New Zealand First MPs will vote for a bill to legalise voluntary euthanasia at the first stage – after David Seymour agreed to support a binding public referendum on the issue.
The Herald can reveal that last-minute talks between the Act leader and NZ First today have resulted in Seymour agreeing to support NZ First's push to make any law change conditional on a public referendum.
MPs are set to vote tonight on Seymour's End of Life Choice Bill tonight. It is a conscience vote and MPs range from Prime Minister Jacinda Ardern's support to National MP Maggie Barry's description of it as a "licence to kill".
Most parties are allowing MPs to lodge conscience votes, but NZ First's nine MPs will vote as a bloc.
The party's coalition agreement with Labour included an agreement to "allow a conscience vote for MPs on New Zealand First's Supplementary Order Paper to the End of Life Choice Bill, which provides for a referendum".
NZ First MP and party whip Clayton Mitchell told the Herald if the legislation passes its first reading tonight, his party expected that Supplementary Order Paper to be introduced either in the select committee stage, or after the second reading during the Committee of the whole House stage, where amendments can be proposed and voted on.
Mitchell said the amendment would mean that if the End of Life Choice bill passed its final reading, it would not come into effect until a majority of the public supported it in a binding referendum.

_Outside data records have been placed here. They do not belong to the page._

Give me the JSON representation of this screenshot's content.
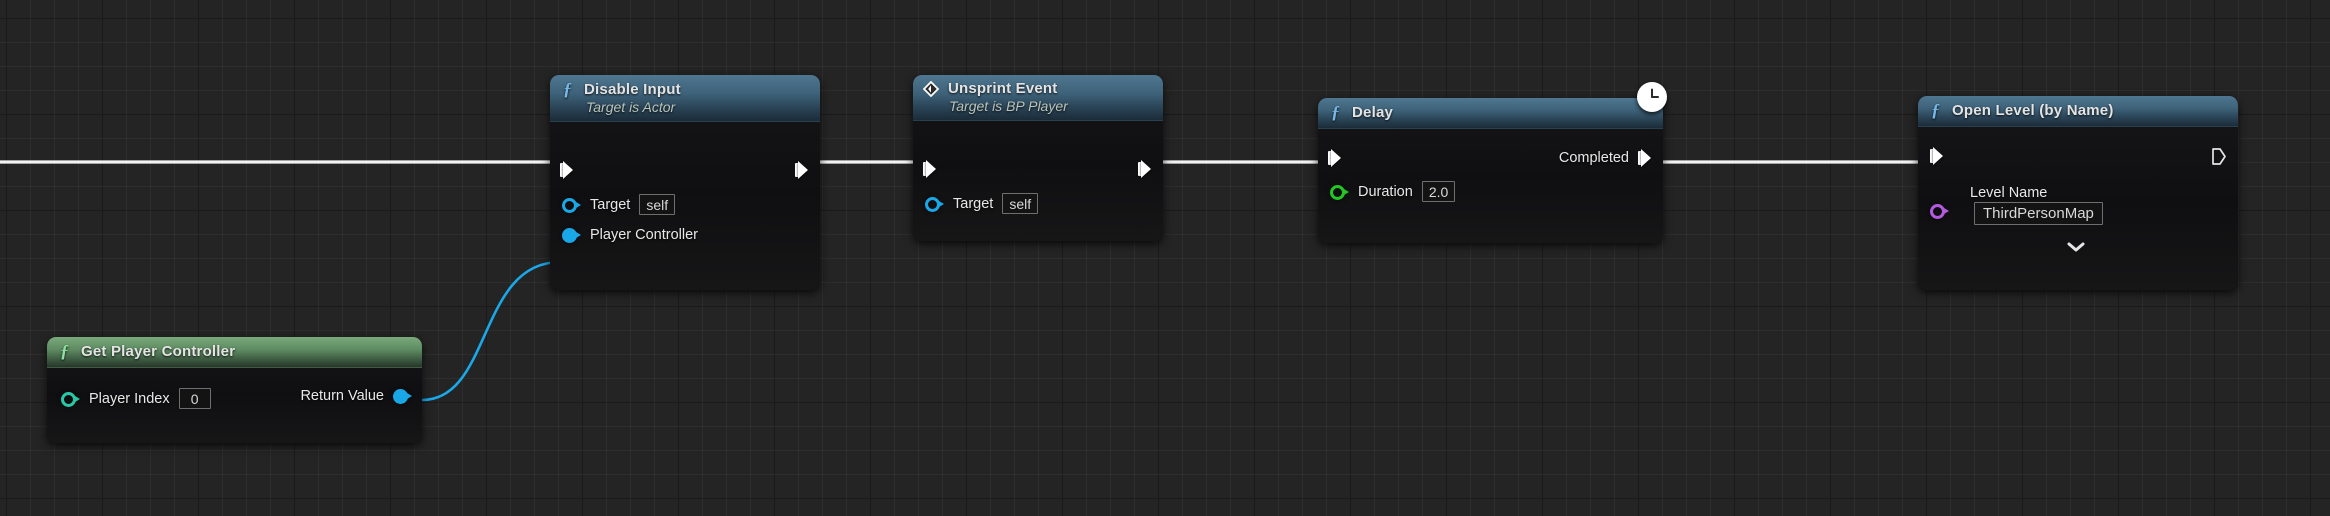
{
  "app": {
    "context": "unreal-blueprint-event-graph"
  },
  "colors": {
    "exec_wire": "#f2f2f2",
    "object_wire": "#1aa8e8",
    "pin_object": "#19a7e8",
    "pin_float": "#23c423",
    "pin_int": "#29c7a6",
    "pin_name": "#b45ae0",
    "title_blue": "#3d6178",
    "title_green": "#5e8b62",
    "graph_bg": "#242424"
  },
  "nodes": [
    {
      "id": "disable-input",
      "title": "Disable Input",
      "subtitle": "Target is Actor",
      "icon": "function-f-icon",
      "header_color": "blue",
      "exec_in": "",
      "exec_out": "",
      "params": [
        {
          "name": "Target",
          "label": "Target",
          "pin": "object",
          "value": "self"
        },
        {
          "name": "Player Controller",
          "label": "Player Controller",
          "pin": "object-filled",
          "value": null
        }
      ]
    },
    {
      "id": "unsprint-event",
      "title": "Unsprint Event",
      "subtitle": "Target is BP Player",
      "icon": "event-diamond-icon",
      "header_color": "blue",
      "exec_in": "",
      "exec_out": "",
      "params": [
        {
          "name": "Target",
          "label": "Target",
          "pin": "object",
          "value": "self"
        }
      ]
    },
    {
      "id": "delay",
      "title": "Delay",
      "subtitle": null,
      "icon": "function-f-icon",
      "header_color": "blue",
      "badge": "clock-icon",
      "exec_in": "",
      "exec_out": "Completed",
      "params": [
        {
          "name": "Duration",
          "label": "Duration",
          "pin": "float",
          "value": "2.0"
        }
      ]
    },
    {
      "id": "open-level-by-name",
      "title": "Open Level (by Name)",
      "subtitle": null,
      "icon": "function-f-icon",
      "header_color": "blue",
      "exec_in": "",
      "exec_out": "",
      "exec_out_connected": false,
      "expander": "chevron-down-icon",
      "params": [
        {
          "name": "Level Name",
          "label": "Level Name",
          "pin": "name",
          "value": "ThirdPersonMap"
        }
      ]
    },
    {
      "id": "get-player-controller",
      "title": "Get Player Controller",
      "subtitle": null,
      "icon": "function-f-icon",
      "header_color": "green",
      "params": [
        {
          "name": "Player Index",
          "label": "Player Index",
          "pin": "int",
          "value": "0"
        }
      ],
      "outputs": [
        {
          "name": "Return Value",
          "label": "Return Value",
          "pin": "object-filled"
        }
      ]
    }
  ],
  "connections": [
    {
      "from": "graph-edge-left",
      "to": "disable-input.exec-in",
      "type": "exec"
    },
    {
      "from": "disable-input.exec-out",
      "to": "unsprint-event.exec-in",
      "type": "exec"
    },
    {
      "from": "unsprint-event.exec-out",
      "to": "delay.exec-in",
      "type": "exec"
    },
    {
      "from": "delay.completed",
      "to": "open-level-by-name.exec-in",
      "type": "exec"
    },
    {
      "from": "get-player-controller.return-value",
      "to": "disable-input.player-controller",
      "type": "object"
    }
  ]
}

He said the party's position had been to vote against the legislation tonight, unless Seymour agreed to actively support a binding referendum on the issue.
Seymour had today told him he would support NZ First's Supplementary Order Paper in the select committee stage, and mention that support in his speech tonight.

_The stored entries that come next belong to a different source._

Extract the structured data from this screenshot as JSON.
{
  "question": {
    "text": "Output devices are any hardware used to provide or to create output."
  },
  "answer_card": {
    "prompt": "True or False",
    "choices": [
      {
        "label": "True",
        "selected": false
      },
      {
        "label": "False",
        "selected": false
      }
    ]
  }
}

If the order paper goes through, NZ First MPs will continue to support the legislation as one bloc, Mitchell said - meaning MPs like Shane Jones who oppose euthanasia will vote in support of the legislation.

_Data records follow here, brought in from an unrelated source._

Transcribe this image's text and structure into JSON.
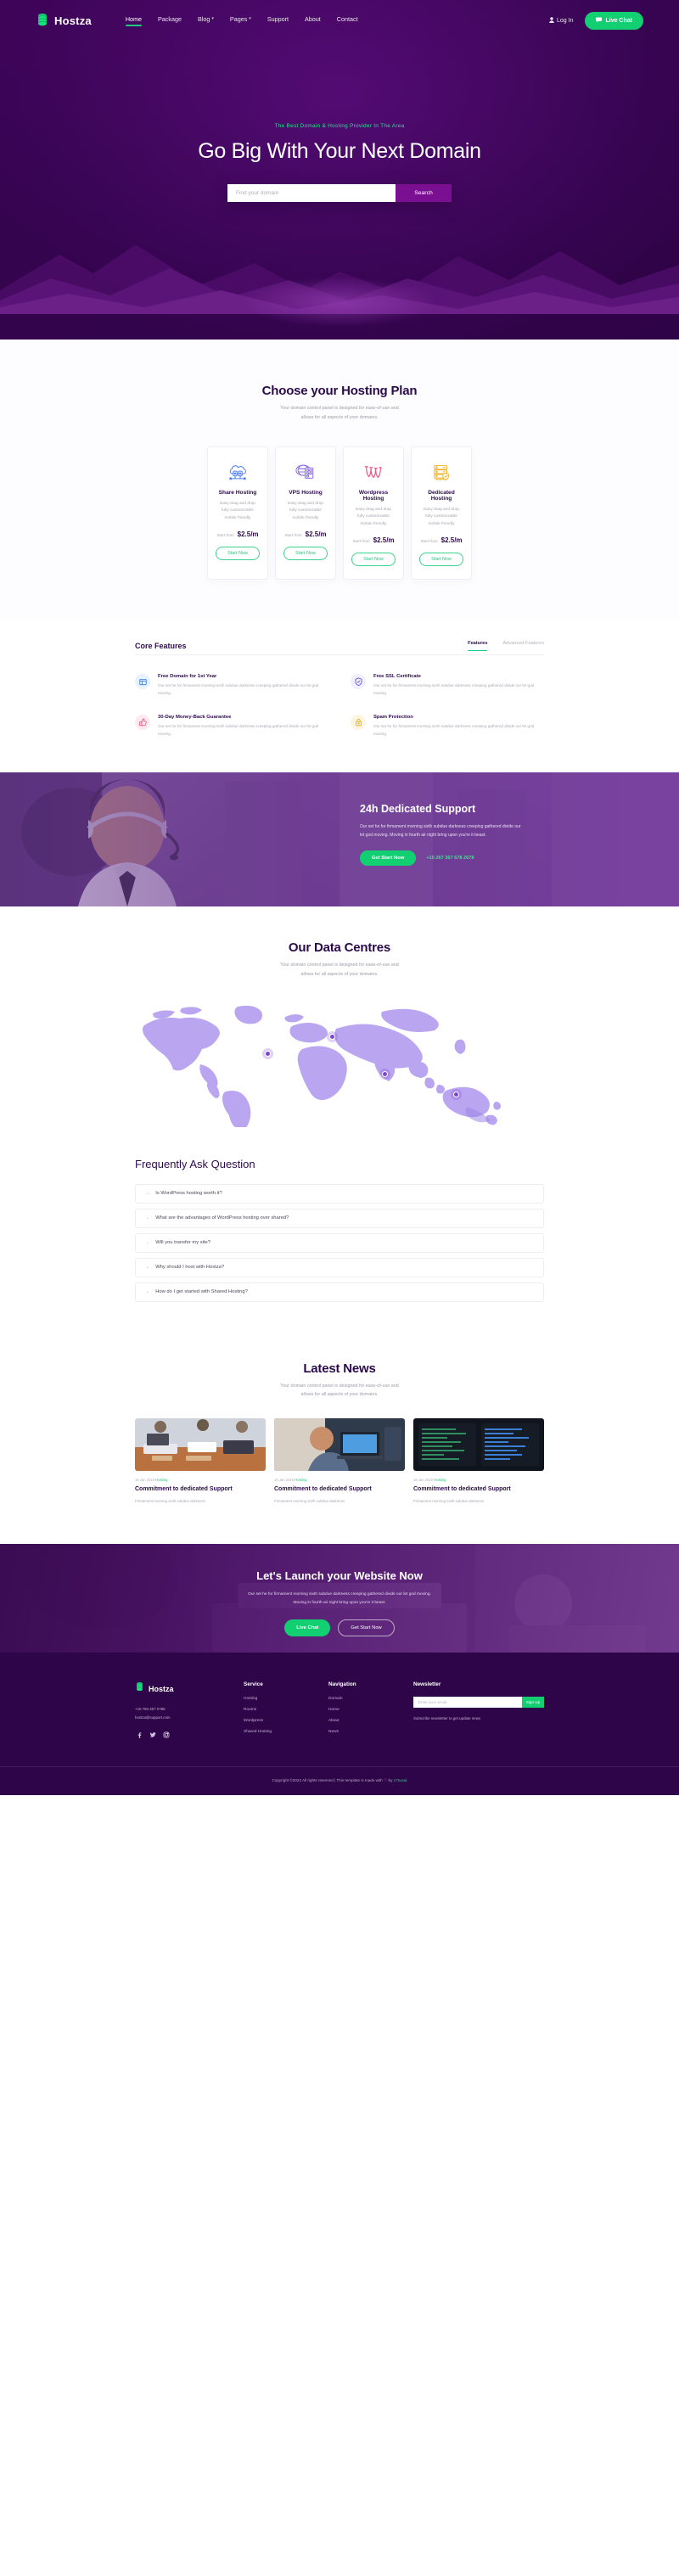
{
  "header": {
    "brand": "Hostza",
    "brand_logo_icon": "stacked-server-icon",
    "nav": [
      {
        "label": "Home",
        "active": true,
        "caret": false
      },
      {
        "label": "Package",
        "active": false,
        "caret": false
      },
      {
        "label": "Blog",
        "active": false,
        "caret": true
      },
      {
        "label": "Pages",
        "active": false,
        "caret": true
      },
      {
        "label": "Support",
        "active": false,
        "caret": false
      },
      {
        "label": "About",
        "active": false,
        "caret": false
      },
      {
        "label": "Contact",
        "active": false,
        "caret": false
      }
    ],
    "login_label": "Log In",
    "login_icon": "user-icon",
    "live_chat_label": "Live Chat",
    "live_chat_icon": "chat-bubble-icon"
  },
  "hero": {
    "eyebrow": "The Best Domain & Hosting Provider In The Area",
    "title": "Go Big With Your Next Domain",
    "search_placeholder": "Find your domain",
    "search_value": "",
    "search_button": "Search"
  },
  "pricing": {
    "title": "Choose your Hosting Plan",
    "desc_line1": "Your domain control panel is designed for ease-of-use and",
    "desc_line2": "allows for all aspects of your domains.",
    "cards": [
      {
        "icon": "cloud-server-icon",
        "icon_color": "#4a7df0",
        "title": "Share Hosting",
        "desc": "Easy drag and drop fully customizable mobile friendly",
        "from_label": "Start from",
        "price": "$2.5/m",
        "button": "Start Now"
      },
      {
        "icon": "globe-server-icon",
        "icon_color": "#8d6ce8",
        "title": "VPS Hosting",
        "desc": "Easy drag and drop fully customizable mobile friendly",
        "from_label": "Start from",
        "price": "$2.5/m",
        "button": "Start Now"
      },
      {
        "icon": "wordpress-w-icon",
        "icon_color": "#f1537f",
        "title": "Wordpress Hosting",
        "desc": "Easy drag and drop fully customizable mobile friendly",
        "from_label": "Start from",
        "price": "$2.5/m",
        "button": "Start Now"
      },
      {
        "icon": "server-shield-icon",
        "icon_color": "#f0b429",
        "title": "Dedicated Hosting",
        "desc": "Easy drag and drop fully customizable mobile friendly",
        "from_label": "Start from",
        "price": "$2.5/m",
        "button": "Start Now"
      }
    ]
  },
  "core_features": {
    "title": "Core Features",
    "tabs": [
      {
        "label": "Features",
        "active": true
      },
      {
        "label": "Advanced Features",
        "active": false
      }
    ],
    "items": [
      {
        "icon": "browser-window-icon",
        "icon_color": "#2f7ded",
        "icon_bg": "#e8f1fe",
        "name": "Free Domain for 1st Year",
        "text": "Our set he for firmament morning sixth subdue darkness creeping gathered divide our let god moving."
      },
      {
        "icon": "shield-check-icon",
        "icon_color": "#6b3fd4",
        "icon_bg": "#eef0fd",
        "name": "Free SSL Certificate",
        "text": "Our set he for firmament morning sixth subdue darkness creeping gathered divide our let god moving."
      },
      {
        "icon": "thumbs-up-icon",
        "icon_color": "#f04f7c",
        "icon_bg": "#fdeaf0",
        "name": "30-Day Money-Back Guarantee",
        "text": "Our set he for firmament morning sixth subdue darkness creeping gathered divide our let god moving."
      },
      {
        "icon": "lock-icon",
        "icon_color": "#e8a817",
        "icon_bg": "#fdf5e1",
        "name": "Spam Protection",
        "text": "Our set he for firmament morning sixth subdue darkness creeping gathered divide our let god moving."
      }
    ]
  },
  "support": {
    "title": "24h Dedicated Support",
    "text": "Our set he for firmament morning sixth subdue darkness creeping gathered divide our let god moving. Moving in fourth air night bring upon you're it beast.",
    "button": "Get Start Now",
    "phone": "+10 267 367 678 2678"
  },
  "data_centres": {
    "title": "Our Data Centres",
    "desc_line1": "Your domain control panel is designed for ease-of-use and",
    "desc_line2": "allows for all aspects of your domains."
  },
  "faq": {
    "title": "Frequently Ask Question",
    "items": [
      {
        "question": "Is WordPress hosting worth it?",
        "icon": "chevron-down-icon"
      },
      {
        "question": "What are the advantages of WordPress hosting over shared?",
        "icon": "chevron-down-icon"
      },
      {
        "question": "Will you transfer my site?",
        "icon": "chevron-down-icon"
      },
      {
        "question": "Why should I host with Hostza?",
        "icon": "chevron-down-icon"
      },
      {
        "question": "How do I get started with Shared Hosting?",
        "icon": "chevron-down-icon"
      }
    ]
  },
  "news": {
    "title": "Latest News",
    "desc_line1": "Your domain control panel is designed for ease-of-use and",
    "desc_line2": "allows for all aspects of your domains.",
    "cards": [
      {
        "date": "16 Jan 2019",
        "tag": "Hosting",
        "title": "Commitment to dedicated Support",
        "text": "Firmament morning sixth subdue darkness"
      },
      {
        "date": "16 Jan 2019",
        "tag": "Hosting",
        "title": "Commitment to dedicated Support",
        "text": "Firmament morning sixth subdue darkness"
      },
      {
        "date": "16 Jan 2019",
        "tag": "Hosting",
        "title": "Commitment to dedicated Support",
        "text": "Firmament morning sixth subdue darkness"
      }
    ]
  },
  "cta": {
    "title": "Let's Launch your Website Now",
    "text_line1": "Our set he for firmament morning sixth subdue darkness creeping gathered divide our let god moving.",
    "text_line2": "Moving in fourth air night bring upon you're it beast.",
    "button_primary": "Live Chat",
    "button_secondary": "Get Start Now"
  },
  "footer": {
    "brand": "Hostza",
    "phone": "+10 783 467 0785",
    "email": "hostza@support.com",
    "social": [
      "facebook-icon",
      "twitter-icon",
      "instagram-icon"
    ],
    "service": {
      "heading": "Service",
      "items": [
        "Hosting",
        "Rooms",
        "Wordpress",
        "Shared Hosting"
      ]
    },
    "navigation": {
      "heading": "Navigation",
      "items": [
        "Domain",
        "Home",
        "About",
        "News"
      ]
    },
    "newsletter": {
      "heading": "Newsletter",
      "placeholder": "Enter your email",
      "value": "",
      "button": "Sign Up",
      "note": "Subscribe newsletter to get update news"
    },
    "copyright_prefix": "Copyright ©2022 All rights reserved | This template is made with ",
    "copyright_heart": "♡",
    "copyright_by": " by ",
    "copyright_link": "17sucai"
  },
  "colors": {
    "brand_purple": "#2e0549",
    "accent_green": "#12cf72",
    "deep_purple": "#3d0457",
    "search_button": "#7a0f91"
  }
}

"We are the only party that is 100 per cent united on this belief that it shouldn't be up to us to make that decision. And therefore we won't."
Seymour confirmed he would support such an amendment if one was put up at a later stage.
He expected the first reading to be tonight: "I'm feeling good about it".
Mitchell said he understood it would be up to Labour's MPs to individually decide whether to support the NZ First Supplementary Order Paper.
The End of Life Choice Bill is based on an earlier piece of legislation drafted by former Labour MP Maryan Street.
It would allow mentally competent New Zealand adults who have a terminal illness likely to end their life within six months, or have a grievous and irremediable medical condition, the choice to ask a doctor to help end their life at the time of their choosing.
The Director-General of Health would establish a group of medical practitioners who would maintain a register of health professionals willing to participate in assisted dying.
A new process would require two medical practitioners to be satisfied a person meets the required criteria. The second would be independent of the patient and initial doctor.